The TED Footprints interface is accessed directly from a browser on the local LAN which renders it less useful for showing others. Thankfully the TED 5000 works with Google PowerMeter so I can know how much electricity we’re using when I’m not even there. That takes geeking to a whole new level.2
Armed with TED and another new geeky tool called the Kill-A-Watt I’m getting a much better picture of where we’re using and wasting electricity. Benjamin just shakes his head and loves me anyway.
More data and revelations to come I’m sure.
1 There are two pieces to the TED 5000: the MTU which sits in your electrical panel and the Gateway which plugs an electrical outlet and connects to your router. The MTU gathers the data and sends it to the Gateway using Power Line Communication (PLC). To do this the MTU connects to both A and B 120V sides of the power line so no matter which side the Gateway is plugged into, it can receive the PLC signal [aside: I’m probably using not-exactly-correct electrical terms here — there’s a reason I went Computer Science instead of Computer Engineering]. Unfortunately some devices, like UPSs, can obliterate the PLC signal if it’s on the same circuit. This was initially my problem as the most convenient outlet to plug the Gateway into was on the same circuit as the UPS for my computer. If I unplugged the UPS it worked great. If the UPS was plugged into wall, it stopped working. Drat.

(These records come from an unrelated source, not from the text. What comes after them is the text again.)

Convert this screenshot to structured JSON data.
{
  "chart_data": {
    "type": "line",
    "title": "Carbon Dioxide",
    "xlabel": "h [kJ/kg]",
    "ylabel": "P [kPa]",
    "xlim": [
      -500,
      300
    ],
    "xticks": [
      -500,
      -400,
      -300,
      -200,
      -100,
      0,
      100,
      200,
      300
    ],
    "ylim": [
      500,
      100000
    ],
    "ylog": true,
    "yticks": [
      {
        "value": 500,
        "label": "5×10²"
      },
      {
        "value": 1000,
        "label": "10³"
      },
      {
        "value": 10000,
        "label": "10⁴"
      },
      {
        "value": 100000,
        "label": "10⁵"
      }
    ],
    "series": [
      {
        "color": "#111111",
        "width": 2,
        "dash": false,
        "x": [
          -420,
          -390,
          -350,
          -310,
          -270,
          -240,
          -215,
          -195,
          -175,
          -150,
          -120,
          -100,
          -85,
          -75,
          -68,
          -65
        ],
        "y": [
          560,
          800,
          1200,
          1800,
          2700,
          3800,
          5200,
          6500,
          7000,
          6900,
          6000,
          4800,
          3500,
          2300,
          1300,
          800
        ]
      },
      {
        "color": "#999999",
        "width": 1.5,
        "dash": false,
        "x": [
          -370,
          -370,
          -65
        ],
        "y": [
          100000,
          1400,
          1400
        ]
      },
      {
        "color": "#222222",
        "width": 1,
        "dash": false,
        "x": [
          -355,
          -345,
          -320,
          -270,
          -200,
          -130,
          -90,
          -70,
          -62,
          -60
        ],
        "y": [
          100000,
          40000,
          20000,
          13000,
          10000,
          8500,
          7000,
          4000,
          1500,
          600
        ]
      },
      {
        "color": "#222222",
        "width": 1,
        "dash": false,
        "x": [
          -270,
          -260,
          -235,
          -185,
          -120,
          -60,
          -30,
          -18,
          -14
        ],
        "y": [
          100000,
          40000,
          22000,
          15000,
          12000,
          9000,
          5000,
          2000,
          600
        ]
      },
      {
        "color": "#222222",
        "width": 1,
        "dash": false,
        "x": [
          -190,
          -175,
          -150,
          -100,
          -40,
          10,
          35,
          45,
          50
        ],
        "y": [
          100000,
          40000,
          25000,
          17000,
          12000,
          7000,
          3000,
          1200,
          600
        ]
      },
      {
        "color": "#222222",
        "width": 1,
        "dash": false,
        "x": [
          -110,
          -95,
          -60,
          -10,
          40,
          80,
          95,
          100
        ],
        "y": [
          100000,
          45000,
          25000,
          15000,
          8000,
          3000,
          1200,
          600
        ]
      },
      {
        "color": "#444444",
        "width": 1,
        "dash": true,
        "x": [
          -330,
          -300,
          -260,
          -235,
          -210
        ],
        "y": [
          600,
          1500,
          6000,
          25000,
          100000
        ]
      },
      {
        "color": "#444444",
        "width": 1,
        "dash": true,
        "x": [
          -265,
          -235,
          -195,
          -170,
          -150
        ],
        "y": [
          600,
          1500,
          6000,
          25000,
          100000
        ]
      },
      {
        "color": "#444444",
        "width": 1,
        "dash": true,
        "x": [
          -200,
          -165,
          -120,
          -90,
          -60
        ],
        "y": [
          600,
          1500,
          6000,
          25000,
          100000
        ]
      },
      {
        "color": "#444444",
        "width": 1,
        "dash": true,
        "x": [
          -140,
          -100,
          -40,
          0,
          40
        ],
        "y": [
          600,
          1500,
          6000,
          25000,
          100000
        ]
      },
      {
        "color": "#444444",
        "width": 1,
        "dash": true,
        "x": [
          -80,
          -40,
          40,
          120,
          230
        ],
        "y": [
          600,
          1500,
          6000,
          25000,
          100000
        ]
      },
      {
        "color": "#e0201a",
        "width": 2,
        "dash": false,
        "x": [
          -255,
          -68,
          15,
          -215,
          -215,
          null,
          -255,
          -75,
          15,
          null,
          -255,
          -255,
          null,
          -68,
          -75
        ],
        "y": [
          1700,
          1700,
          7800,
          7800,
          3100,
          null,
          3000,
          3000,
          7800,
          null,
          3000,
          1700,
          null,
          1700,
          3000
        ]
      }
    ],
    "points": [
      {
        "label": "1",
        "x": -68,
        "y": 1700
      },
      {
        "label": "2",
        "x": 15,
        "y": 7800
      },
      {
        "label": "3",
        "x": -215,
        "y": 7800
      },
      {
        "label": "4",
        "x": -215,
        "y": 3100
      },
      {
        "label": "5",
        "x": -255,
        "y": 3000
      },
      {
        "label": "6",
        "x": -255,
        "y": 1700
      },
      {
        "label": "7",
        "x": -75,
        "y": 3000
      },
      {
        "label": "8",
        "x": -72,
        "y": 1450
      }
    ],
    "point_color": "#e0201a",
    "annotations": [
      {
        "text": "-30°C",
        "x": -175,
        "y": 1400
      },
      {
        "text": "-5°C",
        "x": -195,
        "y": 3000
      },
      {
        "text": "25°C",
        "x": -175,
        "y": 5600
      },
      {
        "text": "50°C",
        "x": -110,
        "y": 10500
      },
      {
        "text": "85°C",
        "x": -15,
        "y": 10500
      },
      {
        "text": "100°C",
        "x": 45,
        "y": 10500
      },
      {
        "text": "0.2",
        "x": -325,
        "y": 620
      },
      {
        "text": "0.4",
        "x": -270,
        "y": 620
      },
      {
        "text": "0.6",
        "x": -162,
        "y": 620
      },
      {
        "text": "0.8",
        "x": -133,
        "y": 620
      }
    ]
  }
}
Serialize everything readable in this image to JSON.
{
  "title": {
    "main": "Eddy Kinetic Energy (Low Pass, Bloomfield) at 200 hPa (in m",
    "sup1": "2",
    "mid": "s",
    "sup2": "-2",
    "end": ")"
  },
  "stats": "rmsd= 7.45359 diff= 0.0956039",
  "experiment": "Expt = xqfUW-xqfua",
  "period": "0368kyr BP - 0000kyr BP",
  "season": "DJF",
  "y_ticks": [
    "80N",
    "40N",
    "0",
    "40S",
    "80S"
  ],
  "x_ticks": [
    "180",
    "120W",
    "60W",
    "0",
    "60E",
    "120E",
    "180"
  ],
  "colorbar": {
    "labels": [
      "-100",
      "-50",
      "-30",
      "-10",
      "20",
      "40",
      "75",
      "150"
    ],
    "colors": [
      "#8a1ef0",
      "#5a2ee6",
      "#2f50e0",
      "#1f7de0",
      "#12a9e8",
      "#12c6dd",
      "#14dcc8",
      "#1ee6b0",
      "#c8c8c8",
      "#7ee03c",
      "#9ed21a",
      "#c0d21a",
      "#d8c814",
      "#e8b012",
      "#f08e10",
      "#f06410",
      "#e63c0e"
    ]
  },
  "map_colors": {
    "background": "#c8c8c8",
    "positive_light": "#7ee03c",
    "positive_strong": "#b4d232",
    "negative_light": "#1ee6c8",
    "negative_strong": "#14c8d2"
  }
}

Thankfully the cables into our breakers are well labeled and I was able to locate an outlet in the basement that was on the A side not on the B side with my computer equipment. I plugged the Gateway into the A-side outlet, connected the MTU only to the breaker servicing that outlet and off we went.
2 Google’s too mainstream to be truly geeky. This takes us to a whole new level: the entire set of trending data is available through an API. Some folks have already developed some cool 3rd party apps, including an iPhone app. It should be pretty simple to develop a gnome-based applet that reports my real-time kWh usage via these APIs. More things to play with in my non-existent spare time!